To All: Take a break. Head back to the campus to rest if you need to, otherwise the next round starts in ten minutes.
I feel and see sighs of relief from all the pairs. I almost had Marc and Becky again with a pair of death from above attacks, plummeting combinations of bots and inert mass from way above detection range coming in at terminal velocity. Mine have to be more bot-heavy than we would expect Jeff’s to be, since I need to be able to make them non-lethal at the last instant if I’m about to get a hit. I form a speaker and congratulate Becky on her quick reactions that saved them both.
Lin and Valerie zoom towards me, each perched on a hovering disk with a set of handlebars protruding upwards. The dev team had been hesitant to do proper flight suits for the contact interface since without the feedback the implant provides it would be hard to steer it at high speed without crashing, but they’d wanted something for mobility. These floating scooters are the compromise, slow enough that a fall from it won’t kill you, fast enough that they’re still a big upgrade from walking. And they’re kind of fun to ride. Both girls look like they’re doing well, but they had just swapped in at the last break.
“That was great,” Lin says.
“I feel so powerful,” Valerie agrees.
“Good,” I reply. “Need some water?”
“That’s why we’re here,” Lin says, popping open my cooler and grabbing two bottles.
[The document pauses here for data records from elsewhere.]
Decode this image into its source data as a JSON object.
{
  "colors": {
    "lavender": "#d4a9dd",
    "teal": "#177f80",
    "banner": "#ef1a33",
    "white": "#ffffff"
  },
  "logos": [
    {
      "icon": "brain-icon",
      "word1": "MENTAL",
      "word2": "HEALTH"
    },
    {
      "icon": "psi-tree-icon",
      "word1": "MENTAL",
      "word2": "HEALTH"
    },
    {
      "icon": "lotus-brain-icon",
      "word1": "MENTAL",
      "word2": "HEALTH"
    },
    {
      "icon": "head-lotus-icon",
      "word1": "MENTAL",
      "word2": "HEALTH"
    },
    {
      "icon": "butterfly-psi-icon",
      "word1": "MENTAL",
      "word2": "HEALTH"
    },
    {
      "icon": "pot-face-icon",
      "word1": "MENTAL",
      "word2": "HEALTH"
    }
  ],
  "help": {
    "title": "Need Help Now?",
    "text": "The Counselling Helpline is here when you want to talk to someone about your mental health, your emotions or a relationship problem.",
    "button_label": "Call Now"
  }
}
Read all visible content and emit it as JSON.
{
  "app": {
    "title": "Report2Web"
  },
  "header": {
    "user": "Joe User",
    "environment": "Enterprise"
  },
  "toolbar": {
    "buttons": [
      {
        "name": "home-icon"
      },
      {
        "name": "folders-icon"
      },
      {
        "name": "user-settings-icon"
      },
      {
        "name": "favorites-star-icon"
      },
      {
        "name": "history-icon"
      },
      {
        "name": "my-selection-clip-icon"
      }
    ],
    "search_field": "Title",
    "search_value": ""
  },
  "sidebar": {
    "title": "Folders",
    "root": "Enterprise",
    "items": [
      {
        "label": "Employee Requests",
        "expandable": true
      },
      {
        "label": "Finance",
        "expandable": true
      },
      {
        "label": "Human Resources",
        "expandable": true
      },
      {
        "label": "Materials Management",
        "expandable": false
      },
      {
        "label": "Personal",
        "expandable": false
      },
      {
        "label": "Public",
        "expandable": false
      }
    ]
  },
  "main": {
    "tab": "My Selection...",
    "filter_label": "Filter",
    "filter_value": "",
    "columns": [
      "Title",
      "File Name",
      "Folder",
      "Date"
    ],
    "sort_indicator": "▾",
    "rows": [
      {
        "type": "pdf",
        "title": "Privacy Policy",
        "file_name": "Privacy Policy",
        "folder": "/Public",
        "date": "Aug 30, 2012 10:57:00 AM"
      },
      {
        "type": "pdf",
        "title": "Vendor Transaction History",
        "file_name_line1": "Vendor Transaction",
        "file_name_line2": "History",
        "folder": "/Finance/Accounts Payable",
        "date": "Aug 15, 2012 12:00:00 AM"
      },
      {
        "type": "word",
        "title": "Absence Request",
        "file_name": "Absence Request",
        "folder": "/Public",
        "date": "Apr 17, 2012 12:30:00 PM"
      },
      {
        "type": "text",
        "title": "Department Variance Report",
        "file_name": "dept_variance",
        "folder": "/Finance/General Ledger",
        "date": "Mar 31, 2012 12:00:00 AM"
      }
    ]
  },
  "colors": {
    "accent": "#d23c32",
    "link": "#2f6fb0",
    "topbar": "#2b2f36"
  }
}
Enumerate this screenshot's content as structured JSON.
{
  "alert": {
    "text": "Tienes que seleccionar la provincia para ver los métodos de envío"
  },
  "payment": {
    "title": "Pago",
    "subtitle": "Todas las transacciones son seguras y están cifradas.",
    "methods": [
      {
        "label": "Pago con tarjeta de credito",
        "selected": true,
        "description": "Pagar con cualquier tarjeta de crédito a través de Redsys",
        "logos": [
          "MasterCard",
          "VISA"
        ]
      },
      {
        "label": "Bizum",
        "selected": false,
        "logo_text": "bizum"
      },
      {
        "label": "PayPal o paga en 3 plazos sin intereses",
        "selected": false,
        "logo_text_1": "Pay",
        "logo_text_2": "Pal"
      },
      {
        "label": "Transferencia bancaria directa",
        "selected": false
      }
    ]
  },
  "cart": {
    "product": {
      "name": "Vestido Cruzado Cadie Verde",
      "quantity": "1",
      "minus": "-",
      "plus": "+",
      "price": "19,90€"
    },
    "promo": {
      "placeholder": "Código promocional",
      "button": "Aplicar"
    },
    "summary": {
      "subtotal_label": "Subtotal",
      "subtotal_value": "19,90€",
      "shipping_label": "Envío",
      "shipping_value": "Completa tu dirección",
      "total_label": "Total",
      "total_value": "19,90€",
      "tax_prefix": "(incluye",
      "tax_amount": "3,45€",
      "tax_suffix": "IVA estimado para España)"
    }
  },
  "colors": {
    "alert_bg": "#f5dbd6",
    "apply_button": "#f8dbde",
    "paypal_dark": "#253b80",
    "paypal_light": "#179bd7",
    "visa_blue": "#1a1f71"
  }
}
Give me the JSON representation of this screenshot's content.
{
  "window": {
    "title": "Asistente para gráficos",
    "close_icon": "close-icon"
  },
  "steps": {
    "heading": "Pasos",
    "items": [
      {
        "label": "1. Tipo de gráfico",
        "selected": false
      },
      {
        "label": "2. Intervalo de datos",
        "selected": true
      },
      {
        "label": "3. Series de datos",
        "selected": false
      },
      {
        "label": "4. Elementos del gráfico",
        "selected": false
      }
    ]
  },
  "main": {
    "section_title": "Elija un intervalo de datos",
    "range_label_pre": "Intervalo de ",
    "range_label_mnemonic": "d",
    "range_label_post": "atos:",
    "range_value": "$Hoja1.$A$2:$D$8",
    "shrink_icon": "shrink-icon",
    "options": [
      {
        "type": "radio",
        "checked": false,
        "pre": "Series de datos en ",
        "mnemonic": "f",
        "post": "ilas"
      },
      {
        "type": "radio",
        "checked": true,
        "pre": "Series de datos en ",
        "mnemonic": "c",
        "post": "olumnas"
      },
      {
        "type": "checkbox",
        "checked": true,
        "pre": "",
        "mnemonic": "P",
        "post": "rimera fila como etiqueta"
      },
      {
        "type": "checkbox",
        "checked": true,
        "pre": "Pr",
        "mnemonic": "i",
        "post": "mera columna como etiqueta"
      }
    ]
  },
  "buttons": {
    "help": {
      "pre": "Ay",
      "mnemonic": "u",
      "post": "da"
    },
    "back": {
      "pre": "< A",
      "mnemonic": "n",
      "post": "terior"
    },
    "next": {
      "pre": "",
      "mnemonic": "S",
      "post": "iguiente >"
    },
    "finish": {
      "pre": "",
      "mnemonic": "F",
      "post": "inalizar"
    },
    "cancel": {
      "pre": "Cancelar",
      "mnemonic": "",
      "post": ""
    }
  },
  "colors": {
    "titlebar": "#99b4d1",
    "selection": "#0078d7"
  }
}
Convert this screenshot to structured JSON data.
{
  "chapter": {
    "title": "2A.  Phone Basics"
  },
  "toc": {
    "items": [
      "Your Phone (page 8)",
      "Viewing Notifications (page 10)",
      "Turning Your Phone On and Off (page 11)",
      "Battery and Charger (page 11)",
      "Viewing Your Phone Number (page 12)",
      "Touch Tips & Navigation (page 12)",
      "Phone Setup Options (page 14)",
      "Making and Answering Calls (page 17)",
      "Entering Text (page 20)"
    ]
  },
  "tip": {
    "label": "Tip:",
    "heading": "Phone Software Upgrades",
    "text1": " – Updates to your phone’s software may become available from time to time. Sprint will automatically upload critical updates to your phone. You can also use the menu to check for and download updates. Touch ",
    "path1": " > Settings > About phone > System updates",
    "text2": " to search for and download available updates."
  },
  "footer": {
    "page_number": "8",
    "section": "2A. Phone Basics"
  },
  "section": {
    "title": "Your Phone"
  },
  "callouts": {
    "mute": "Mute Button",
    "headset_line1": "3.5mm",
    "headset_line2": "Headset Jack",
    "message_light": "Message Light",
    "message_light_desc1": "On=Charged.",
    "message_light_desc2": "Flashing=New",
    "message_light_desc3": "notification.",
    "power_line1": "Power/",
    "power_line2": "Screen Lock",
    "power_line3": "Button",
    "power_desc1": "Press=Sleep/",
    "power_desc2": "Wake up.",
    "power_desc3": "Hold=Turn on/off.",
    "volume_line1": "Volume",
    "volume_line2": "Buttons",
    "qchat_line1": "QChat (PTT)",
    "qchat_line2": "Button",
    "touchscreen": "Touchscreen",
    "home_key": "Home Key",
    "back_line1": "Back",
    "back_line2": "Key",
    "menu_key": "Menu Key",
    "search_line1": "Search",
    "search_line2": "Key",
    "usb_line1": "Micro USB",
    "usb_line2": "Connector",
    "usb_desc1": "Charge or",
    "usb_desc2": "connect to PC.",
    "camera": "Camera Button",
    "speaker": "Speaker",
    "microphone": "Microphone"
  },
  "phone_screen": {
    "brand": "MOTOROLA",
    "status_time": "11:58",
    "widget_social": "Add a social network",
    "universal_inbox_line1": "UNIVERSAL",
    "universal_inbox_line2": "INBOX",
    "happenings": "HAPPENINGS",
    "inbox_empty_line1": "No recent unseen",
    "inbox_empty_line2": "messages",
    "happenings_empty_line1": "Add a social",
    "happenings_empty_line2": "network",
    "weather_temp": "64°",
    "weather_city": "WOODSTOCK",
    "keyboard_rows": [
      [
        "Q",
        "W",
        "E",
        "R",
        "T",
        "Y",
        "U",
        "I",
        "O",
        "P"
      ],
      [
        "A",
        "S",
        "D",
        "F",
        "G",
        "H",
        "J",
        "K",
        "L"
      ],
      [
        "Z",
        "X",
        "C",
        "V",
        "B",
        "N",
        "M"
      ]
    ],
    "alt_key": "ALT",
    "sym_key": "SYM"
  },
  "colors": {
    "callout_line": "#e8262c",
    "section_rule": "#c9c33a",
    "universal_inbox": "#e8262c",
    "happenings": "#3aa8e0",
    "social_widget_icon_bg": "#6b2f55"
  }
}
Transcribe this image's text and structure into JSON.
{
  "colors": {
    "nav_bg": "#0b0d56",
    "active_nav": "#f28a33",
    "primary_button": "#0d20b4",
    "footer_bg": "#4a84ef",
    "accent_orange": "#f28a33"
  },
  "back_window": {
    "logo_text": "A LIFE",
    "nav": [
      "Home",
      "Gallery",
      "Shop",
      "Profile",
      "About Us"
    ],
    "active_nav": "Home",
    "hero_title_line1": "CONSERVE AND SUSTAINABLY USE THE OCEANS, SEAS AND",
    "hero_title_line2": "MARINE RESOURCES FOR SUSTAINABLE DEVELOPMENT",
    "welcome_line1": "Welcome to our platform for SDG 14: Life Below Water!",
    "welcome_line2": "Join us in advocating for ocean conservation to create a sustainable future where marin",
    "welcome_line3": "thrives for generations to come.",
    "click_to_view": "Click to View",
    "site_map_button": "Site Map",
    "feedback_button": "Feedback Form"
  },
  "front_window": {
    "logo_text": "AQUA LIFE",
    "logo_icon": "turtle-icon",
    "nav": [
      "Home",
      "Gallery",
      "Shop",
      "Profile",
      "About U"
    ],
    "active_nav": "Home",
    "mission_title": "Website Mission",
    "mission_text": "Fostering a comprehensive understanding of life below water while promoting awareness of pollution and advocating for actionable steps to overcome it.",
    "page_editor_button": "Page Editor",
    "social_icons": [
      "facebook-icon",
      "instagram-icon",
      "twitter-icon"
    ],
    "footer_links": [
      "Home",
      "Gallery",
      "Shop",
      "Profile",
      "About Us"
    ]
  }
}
“Not for my sparkling personality?”
“No, just the sparkling water,” Lin says with a smirk. She opens the glass bottle only to be disappointed by the lack of fizz.
“Need a hand with that?”
“Would you?”
“Only if you admit that you’re actually here to see me.”
“Fine,” she sighs. “You are so handsome, I can’t go without seeing you for more than a hour or I will waste away and die. Happy?”
She’s gotten funnier since I stopped letting her erase our fights. Snarkier, but in a good way. And it hasn’t even been bad. Valerie was right, arguing and remembering it has been good for us. I pressurize her bottle and inject some carbon dioxide bubbles, chilling it as I do it so that the water will be extra refreshing.
“Thanks,” she says, hearing the satisfying hiss of the seal breaking again as I finish.
“Any time. Valerie, you want bubbles?”
“I’m good,” she says, taking a deep pull on her bottle.
“Are you both in for the next round?”
“Yeah, I can do one more before dinner,” Valerie says, and Lin nods in agreement.
“Sounds good. Three minutes till start time. I’ll need you to move away from me by then. You don’t have to go far, just give me enough space that I don’t have to worry about hitting myself with shrapnel from anything I throw at you. Louise insists that I don’t push myself too hard, so I’m not deploying any defenses for myself while I run everyone’s trainings.”
“OK. Thanks for the drinks.” Lin blows me a kiss as their disks materialize and they jet off.
“Any time,” I call after her.
I feel out the remaining siblings dotting the deserted landscape of the desert. No one called it quits. Good. I adjust my sun shade to block the late afternoon sun from shining on my face as I mentally plan out a sequence of calamities to inflict on each pair next. I consider for each set how I can best help them see weaknesses they can work on or strengths they can build up and start scripting out functions and doing the calculations to target each of them.
And it’s time.
I sound an alert and close my eyes as I let another cavalcade of dangers fly.